Sale: A Four-Letter Word
Robert Allbritton purposely chose an office on the other side of the corporate suite from his father. It has a minimalist decor, with a curving glass-topped desk. No French impressionists here. A couple of modernist posters were chosen to fit the color scheme, he says.
He just celebrated his first wedding anniversary. (Two months before the wedding he had a serious skiing accident. "You want to have an interesting experience, call the fiance. 'Hi, honey. I'm out here with the guys skiing. They just hauled me off the mountain, and I think I might have broken my neck.' ") He and his wife, Elena, a resident in dermatology at Washington Hospital Center, were married in a chapel of the Washington National Cathedral. He recently chaired the American Heart Association's fundraising gala. He serves on the dinner committee of the Alfalfa Club.
Allbritton says he and his father have different styles as chief executives. He calls his own approach "more team basis. Less lone-warrior basis." He admits his knowledge of banking may not be as deep as his father's, but he says he knows what he doesn't know and can delegate.
He just launched an advertising campaign touting "the new Riggs." The new Riggs revolves around your needs, not the other way around, according to the ad copy.
"That's the nonbanker speaking, honestly," Allbritton says. "Every other business that deals with the public offers an infinitely higher level of convenience than banks as an industry do."
To make the bank more convenient, Allbritton is adding 30 branches. He is keeping many branches open seven days a week, extending hours to 8 a.m. to 7 p.m.
The father has supported most of the changes, says the son. But some moves the son has had to present gingerly to the patriarch, such as getting out of most embassy and international banking -- the very areas Joe Allbritton personally promoted.
The Riggs Gulfstream jet -- aboard which Joe Allbritton used to travel the globe -- is now for sale.
Analysts have generally applauded the innovations. In addition to pulling out of embassy and international banking, Robert Allbritton's response to the regulatory scandal has included overhauling technology to make compliance easier and hiring senior executives with regulatory expertise. Some officers have been fired, including a diplomatic account manager. No top executives have been charged with crimes.

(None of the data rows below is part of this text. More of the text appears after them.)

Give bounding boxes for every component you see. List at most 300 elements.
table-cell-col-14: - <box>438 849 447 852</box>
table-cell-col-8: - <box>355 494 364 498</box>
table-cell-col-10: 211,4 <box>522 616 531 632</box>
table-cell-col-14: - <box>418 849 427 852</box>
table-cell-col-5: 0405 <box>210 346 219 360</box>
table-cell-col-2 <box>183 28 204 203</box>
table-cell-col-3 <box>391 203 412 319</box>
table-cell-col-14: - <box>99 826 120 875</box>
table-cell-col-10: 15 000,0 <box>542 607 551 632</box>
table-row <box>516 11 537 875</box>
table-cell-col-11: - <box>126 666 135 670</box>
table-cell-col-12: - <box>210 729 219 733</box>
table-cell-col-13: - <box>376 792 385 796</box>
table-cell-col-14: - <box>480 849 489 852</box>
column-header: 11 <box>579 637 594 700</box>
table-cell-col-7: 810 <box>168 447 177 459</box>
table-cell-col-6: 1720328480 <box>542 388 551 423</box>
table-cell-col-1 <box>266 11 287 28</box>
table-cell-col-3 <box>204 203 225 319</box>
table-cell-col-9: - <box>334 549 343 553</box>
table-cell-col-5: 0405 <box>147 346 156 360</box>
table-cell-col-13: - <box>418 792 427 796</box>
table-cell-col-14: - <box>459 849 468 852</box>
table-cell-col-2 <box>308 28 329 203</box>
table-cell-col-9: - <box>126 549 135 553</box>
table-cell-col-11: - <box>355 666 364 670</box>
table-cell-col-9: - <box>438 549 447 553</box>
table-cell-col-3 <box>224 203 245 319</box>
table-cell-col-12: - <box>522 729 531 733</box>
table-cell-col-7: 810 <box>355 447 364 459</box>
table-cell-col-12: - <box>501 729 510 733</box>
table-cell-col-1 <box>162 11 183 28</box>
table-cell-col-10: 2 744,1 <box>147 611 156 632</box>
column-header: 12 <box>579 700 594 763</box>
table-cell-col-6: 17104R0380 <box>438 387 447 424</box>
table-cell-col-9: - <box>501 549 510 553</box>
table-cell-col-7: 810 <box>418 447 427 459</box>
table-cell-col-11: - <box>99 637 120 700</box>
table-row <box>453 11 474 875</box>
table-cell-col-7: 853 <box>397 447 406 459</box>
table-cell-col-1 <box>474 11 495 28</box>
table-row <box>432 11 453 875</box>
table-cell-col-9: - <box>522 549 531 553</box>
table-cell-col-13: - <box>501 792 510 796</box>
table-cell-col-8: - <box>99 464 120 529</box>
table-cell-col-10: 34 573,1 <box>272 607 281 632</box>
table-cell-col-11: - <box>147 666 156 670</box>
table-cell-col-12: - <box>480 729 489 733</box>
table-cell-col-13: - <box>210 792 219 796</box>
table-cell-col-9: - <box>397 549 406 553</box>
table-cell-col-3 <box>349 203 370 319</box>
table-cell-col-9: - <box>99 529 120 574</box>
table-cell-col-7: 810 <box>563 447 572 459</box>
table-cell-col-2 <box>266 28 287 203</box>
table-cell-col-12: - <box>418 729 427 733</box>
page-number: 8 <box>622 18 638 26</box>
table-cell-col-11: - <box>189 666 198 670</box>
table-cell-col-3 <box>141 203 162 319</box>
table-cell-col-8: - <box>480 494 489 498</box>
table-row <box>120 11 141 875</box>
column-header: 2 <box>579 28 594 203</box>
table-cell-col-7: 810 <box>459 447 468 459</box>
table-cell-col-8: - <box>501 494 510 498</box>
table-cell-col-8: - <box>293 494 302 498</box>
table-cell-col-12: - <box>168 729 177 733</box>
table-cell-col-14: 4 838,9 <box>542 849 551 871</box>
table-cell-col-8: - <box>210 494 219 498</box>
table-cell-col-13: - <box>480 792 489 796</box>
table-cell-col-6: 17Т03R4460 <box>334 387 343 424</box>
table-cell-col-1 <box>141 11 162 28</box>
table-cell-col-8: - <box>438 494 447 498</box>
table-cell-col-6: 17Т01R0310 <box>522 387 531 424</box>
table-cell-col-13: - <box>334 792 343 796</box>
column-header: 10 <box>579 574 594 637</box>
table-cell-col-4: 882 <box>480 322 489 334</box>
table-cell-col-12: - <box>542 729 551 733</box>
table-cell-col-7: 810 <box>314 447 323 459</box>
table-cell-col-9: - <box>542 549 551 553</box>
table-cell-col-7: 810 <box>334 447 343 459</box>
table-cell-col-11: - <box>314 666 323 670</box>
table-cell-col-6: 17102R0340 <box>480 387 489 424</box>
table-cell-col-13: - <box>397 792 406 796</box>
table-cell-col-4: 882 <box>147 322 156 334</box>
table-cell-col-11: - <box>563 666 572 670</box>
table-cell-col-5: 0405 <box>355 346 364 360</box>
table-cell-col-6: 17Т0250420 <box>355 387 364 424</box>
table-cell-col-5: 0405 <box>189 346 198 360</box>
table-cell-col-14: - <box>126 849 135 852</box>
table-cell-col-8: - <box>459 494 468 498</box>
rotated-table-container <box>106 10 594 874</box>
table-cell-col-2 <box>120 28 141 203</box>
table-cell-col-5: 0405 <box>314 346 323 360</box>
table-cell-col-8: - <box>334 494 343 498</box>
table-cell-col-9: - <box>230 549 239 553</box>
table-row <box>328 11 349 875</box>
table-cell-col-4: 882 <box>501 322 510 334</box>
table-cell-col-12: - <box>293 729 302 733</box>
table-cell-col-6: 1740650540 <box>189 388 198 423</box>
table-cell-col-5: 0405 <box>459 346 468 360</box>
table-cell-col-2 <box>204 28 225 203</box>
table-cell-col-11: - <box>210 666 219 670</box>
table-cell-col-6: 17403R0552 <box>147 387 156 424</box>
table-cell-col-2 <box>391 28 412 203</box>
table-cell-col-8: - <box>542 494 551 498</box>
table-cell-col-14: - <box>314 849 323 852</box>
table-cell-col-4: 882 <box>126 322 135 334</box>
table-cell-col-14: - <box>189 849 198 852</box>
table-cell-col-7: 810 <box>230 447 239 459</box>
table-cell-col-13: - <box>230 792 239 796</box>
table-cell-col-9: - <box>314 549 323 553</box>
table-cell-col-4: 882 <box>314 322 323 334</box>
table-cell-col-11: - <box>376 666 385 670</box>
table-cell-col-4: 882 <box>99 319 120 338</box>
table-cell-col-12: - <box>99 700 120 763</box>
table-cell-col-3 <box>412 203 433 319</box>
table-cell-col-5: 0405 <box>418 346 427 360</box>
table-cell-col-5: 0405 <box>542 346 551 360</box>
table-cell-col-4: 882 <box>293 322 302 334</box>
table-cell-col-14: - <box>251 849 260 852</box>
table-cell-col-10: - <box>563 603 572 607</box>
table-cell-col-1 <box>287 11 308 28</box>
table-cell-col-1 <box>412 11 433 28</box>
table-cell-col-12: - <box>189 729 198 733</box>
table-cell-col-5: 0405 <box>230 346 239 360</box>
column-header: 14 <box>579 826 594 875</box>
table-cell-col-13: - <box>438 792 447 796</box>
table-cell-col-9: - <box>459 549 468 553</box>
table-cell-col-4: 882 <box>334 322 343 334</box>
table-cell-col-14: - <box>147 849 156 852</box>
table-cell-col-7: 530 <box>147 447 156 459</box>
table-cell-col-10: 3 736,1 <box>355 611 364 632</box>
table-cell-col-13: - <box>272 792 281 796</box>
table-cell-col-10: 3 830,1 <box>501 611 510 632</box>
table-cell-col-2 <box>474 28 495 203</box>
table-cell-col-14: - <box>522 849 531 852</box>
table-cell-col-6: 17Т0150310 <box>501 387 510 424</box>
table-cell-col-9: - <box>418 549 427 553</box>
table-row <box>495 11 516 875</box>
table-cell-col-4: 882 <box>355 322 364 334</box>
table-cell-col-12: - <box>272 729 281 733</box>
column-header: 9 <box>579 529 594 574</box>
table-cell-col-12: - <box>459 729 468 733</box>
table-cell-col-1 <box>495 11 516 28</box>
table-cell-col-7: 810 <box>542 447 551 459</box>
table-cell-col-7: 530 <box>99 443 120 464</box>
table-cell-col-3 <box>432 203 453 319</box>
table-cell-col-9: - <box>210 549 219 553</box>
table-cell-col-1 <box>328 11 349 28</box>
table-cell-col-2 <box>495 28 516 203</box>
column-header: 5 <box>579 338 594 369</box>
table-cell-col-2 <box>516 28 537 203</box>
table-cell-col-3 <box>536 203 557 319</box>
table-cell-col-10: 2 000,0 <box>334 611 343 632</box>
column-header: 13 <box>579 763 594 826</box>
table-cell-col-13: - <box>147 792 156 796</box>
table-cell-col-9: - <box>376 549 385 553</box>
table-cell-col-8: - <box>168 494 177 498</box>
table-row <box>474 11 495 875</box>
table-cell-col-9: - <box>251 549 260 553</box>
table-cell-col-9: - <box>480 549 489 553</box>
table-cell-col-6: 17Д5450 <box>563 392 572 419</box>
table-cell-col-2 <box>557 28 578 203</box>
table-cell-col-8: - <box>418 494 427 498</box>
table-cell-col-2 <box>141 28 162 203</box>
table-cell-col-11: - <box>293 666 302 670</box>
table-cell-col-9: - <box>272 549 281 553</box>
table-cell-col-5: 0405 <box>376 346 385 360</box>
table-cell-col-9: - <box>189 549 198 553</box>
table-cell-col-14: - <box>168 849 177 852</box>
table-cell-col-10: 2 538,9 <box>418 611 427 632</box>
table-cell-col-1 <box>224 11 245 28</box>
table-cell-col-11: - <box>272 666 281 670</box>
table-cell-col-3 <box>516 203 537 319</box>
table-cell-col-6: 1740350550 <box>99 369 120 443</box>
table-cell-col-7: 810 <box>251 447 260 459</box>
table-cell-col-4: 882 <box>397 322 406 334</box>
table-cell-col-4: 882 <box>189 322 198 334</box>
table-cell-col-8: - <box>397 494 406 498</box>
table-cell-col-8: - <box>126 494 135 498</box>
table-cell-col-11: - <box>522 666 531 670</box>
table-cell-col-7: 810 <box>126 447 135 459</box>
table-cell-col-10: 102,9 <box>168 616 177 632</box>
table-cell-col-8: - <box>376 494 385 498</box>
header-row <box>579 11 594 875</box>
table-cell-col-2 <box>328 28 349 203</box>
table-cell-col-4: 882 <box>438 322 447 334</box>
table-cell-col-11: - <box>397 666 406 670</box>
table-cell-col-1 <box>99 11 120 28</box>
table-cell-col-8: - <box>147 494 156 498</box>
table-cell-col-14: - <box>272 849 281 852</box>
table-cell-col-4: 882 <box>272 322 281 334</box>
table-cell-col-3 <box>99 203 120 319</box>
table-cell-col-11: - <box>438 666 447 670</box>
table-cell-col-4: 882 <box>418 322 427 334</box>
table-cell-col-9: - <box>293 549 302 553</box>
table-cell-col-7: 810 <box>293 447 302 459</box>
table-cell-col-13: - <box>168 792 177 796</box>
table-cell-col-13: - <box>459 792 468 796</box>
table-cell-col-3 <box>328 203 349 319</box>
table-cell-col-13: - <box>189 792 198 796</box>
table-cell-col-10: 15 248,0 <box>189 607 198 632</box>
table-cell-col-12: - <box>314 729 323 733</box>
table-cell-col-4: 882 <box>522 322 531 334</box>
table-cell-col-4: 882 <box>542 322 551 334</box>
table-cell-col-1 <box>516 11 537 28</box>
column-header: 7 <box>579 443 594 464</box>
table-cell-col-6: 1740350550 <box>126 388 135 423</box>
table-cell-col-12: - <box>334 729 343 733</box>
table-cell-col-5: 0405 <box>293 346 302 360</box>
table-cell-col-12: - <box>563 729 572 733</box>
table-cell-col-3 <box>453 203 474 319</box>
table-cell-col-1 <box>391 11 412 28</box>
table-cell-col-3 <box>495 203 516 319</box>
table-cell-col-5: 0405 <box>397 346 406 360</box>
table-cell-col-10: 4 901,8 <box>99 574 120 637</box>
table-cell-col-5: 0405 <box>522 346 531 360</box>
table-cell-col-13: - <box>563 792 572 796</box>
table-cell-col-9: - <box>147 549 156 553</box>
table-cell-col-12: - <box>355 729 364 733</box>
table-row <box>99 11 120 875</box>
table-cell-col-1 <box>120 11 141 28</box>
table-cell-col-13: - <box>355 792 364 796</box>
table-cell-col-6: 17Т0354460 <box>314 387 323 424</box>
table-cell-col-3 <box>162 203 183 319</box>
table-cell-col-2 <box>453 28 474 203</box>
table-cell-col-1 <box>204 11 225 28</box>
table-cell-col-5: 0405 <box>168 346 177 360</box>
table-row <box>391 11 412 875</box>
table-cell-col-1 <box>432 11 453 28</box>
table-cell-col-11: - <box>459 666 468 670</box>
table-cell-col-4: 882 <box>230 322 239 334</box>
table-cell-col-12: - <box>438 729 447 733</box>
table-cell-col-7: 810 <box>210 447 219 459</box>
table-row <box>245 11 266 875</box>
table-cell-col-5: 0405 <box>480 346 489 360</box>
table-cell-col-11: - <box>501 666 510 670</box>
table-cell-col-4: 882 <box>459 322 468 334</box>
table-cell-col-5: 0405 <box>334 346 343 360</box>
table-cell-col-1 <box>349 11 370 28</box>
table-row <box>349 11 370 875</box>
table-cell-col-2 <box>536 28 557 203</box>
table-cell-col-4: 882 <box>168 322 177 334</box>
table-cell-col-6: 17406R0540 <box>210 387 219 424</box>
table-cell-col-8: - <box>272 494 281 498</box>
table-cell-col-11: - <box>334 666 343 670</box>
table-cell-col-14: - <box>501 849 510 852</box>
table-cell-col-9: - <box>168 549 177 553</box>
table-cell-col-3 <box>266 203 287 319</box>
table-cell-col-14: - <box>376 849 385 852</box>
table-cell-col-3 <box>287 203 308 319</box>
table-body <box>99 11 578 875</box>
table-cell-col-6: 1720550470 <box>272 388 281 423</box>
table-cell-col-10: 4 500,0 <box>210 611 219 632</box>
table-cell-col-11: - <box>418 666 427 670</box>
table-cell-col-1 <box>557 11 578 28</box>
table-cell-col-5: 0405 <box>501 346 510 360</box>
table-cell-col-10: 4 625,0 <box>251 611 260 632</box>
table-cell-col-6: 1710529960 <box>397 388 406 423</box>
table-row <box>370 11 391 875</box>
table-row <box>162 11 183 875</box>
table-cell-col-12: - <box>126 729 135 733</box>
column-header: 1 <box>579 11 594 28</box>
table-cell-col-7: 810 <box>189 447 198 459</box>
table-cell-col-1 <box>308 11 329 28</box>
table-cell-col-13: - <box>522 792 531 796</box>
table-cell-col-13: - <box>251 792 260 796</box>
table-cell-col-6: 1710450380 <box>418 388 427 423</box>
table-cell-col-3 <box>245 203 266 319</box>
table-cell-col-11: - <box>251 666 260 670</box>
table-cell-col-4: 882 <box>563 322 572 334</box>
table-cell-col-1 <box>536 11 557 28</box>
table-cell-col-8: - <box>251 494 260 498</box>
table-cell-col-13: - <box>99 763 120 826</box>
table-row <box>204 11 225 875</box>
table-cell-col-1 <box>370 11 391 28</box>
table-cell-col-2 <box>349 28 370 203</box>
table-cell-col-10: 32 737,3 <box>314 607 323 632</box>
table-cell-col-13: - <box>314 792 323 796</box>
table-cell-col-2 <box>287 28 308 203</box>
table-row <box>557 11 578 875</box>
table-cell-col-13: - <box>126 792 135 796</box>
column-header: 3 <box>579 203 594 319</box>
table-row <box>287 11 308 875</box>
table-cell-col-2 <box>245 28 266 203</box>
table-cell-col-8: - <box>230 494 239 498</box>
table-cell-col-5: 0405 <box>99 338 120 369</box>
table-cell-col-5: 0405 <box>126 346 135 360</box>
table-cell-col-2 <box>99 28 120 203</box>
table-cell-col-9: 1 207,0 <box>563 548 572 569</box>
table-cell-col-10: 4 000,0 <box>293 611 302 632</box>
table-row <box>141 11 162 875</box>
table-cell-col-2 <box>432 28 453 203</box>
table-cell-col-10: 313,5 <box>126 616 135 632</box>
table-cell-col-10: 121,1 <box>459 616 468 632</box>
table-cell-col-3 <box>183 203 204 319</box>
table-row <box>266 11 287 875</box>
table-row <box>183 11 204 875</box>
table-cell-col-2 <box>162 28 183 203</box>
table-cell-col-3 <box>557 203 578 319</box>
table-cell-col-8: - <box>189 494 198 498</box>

The new Riggs has something in common with the old Riggs, according to the ads. It is "a strong, independent bank that's served the Washington area for over 165 years."
Maybe not for long. Now that the heretical word "sale" is in the air.
Joe Allbritton still controls about 41 percent of the Riggs stock -- worth about $270 million -- and has an effective veto over any sale. The son won't say much about the possibility of selling his father's bank.
"You've got to do the right thing," he says. "That's a very complex equation and it's very difficult to determine exactly what the right thing is."
The former television executive still tries to look beyond the overnight ratings.
"You're going to be judged by your actions, not necessarily immediately but over the longer term. In 100 years we're all going to be dead. We're going to have something carved on the tombstone and the only thing that's going to be left are the memories that people have of what we did. . . . You want to be fairly well remembered at the end of the day. That does not necessarily mean being the biggest either. I think some of the people who are best remembered are those who weren't necessarily the biggest."